A Large Semantic Knowledge Graph from Wikipedia Categories and Listings
For information about the general idea, extraction statistics, and resources of CaLiGraph, visit the CaLiGraph website.
- At least 300 GB of RAM as we load most of DBpedia in memory to speed up the extraction
 - At least one GPU to run transformers
 - During the first execution of an extraction you need a stable internet connection as the required DBpedia files are downloaded automatically
 
- 
In the project root, create a conda environment with:
conda env create -f environment.yaml - 
Activate the environment with
conda activate caligraph - 
Install dependencies with
poetry install - 
Install PyTorch for your specific cuda version with
poetry run poe autoinstall-torch-cuda - 
If you have not downloaded them already, you have to fetch the latest corpora for spaCy and nltk (run in terminal):
 
# download the most recent corpus of spaCy
python -m spacy download en_core_web_lg
# download wordnet & words corpora of nltk
python -c 'import nltk; nltk.download("wordnet"); nltk.download("words"); nltk.download("omw-1.4")'
You can configure the application-specific parameters as well as logging- and file-related parameters in config.yaml.
Make sure that the virtual environment caligraph is activated.
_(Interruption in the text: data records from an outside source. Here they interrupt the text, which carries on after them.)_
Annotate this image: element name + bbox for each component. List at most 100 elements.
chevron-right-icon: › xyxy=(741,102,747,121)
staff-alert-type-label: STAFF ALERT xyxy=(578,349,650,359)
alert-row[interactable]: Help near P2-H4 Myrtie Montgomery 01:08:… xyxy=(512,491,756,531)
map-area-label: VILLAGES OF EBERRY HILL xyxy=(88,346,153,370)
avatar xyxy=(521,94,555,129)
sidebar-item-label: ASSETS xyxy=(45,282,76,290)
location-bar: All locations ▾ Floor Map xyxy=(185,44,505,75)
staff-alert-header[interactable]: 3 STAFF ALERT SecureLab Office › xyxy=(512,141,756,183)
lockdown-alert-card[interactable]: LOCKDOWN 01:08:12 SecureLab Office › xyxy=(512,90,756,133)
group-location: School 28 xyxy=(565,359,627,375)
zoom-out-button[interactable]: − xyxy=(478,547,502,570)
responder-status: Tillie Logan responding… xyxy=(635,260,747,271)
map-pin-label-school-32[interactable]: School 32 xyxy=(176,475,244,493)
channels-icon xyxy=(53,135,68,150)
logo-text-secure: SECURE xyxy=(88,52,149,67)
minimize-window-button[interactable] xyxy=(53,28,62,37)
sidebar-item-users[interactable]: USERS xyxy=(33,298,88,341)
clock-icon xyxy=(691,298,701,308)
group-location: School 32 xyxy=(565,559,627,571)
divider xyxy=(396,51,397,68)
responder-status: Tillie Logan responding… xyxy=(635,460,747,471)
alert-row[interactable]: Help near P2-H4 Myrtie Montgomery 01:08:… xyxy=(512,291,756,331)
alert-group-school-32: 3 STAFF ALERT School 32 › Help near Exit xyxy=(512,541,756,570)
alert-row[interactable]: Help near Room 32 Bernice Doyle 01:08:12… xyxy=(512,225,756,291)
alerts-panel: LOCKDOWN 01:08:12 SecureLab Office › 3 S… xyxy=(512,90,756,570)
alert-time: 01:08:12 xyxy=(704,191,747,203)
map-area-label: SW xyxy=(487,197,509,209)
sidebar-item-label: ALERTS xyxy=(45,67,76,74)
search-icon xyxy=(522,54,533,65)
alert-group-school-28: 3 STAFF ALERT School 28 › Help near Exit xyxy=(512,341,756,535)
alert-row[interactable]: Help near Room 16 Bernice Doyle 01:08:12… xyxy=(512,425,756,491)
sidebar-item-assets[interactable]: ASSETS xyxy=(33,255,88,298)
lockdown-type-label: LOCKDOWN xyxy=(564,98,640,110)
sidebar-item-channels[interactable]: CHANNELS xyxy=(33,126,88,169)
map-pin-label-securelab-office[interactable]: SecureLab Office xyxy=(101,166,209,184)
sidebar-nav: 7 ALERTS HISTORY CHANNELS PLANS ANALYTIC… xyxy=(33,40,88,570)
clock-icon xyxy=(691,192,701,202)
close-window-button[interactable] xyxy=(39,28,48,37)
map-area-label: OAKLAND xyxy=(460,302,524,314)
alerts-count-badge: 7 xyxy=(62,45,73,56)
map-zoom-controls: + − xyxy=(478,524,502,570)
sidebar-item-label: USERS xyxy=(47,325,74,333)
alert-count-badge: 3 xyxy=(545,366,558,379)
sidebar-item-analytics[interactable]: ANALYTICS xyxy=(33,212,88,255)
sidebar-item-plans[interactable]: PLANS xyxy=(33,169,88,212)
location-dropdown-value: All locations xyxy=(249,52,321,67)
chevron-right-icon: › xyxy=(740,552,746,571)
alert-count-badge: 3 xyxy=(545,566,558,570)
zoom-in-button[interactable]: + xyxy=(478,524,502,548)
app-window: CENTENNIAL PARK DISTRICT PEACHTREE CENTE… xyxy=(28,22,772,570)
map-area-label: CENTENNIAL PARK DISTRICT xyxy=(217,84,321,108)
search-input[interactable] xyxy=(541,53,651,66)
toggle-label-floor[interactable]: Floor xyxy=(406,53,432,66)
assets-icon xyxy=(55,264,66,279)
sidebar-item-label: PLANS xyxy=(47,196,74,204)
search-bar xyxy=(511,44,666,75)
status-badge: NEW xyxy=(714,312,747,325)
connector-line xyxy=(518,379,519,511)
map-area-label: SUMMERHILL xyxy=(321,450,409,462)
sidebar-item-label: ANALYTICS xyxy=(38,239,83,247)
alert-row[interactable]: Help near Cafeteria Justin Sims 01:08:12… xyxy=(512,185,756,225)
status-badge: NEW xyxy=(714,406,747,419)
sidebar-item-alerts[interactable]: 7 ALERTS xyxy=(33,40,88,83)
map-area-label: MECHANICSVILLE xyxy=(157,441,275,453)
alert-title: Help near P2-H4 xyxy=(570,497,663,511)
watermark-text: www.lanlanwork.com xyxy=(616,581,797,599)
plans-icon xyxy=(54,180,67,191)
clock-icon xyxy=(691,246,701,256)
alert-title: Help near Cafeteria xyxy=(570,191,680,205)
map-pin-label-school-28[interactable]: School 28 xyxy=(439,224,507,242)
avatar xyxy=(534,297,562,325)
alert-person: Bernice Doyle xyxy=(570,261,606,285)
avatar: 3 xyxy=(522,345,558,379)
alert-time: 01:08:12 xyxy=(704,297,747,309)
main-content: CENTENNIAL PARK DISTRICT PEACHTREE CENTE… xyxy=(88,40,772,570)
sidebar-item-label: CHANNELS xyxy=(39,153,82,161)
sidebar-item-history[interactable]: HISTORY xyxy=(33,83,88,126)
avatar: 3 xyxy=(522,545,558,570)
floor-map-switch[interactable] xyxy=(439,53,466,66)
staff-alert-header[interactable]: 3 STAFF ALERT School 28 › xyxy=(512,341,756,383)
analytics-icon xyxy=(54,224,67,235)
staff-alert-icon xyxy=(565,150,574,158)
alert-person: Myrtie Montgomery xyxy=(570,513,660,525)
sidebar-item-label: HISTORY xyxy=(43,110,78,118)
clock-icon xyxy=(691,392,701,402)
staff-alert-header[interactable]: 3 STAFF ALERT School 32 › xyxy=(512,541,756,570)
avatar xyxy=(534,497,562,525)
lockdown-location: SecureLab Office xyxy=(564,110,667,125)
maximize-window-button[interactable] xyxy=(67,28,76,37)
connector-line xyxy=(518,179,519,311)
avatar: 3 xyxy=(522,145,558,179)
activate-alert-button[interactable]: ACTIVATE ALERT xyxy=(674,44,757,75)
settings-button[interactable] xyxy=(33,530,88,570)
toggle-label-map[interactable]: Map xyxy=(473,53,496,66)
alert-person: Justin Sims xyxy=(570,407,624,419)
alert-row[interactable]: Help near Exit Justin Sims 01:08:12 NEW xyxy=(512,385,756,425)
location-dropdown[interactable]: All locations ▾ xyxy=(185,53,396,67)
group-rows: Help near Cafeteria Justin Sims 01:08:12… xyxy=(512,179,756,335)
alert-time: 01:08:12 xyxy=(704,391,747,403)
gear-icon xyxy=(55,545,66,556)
Then you can run the extraction in the project root folder with python .
All the required resources, like DBpedia files, will be downloaded automatically during execution.
CaLiGraph is serialized in N-Triple format. The resulting files are placed in the results folder.
Use the script evaluate_mention_detection.py to evaluate a specific configuration for subject entity detection.
Make sure that there is a free GPU on your system and that the environment caligraph is activated. Then you can run an evaluation as follows:
python evaluate_mention_detection.py <GPU-ID> <HUGGINGFACE-MODEL> <OPTIONAL-CONFIG-PARAMS>
Have a look at the evaluation script for a description of the optional configuration parameters.
In the project root, run tests with pytest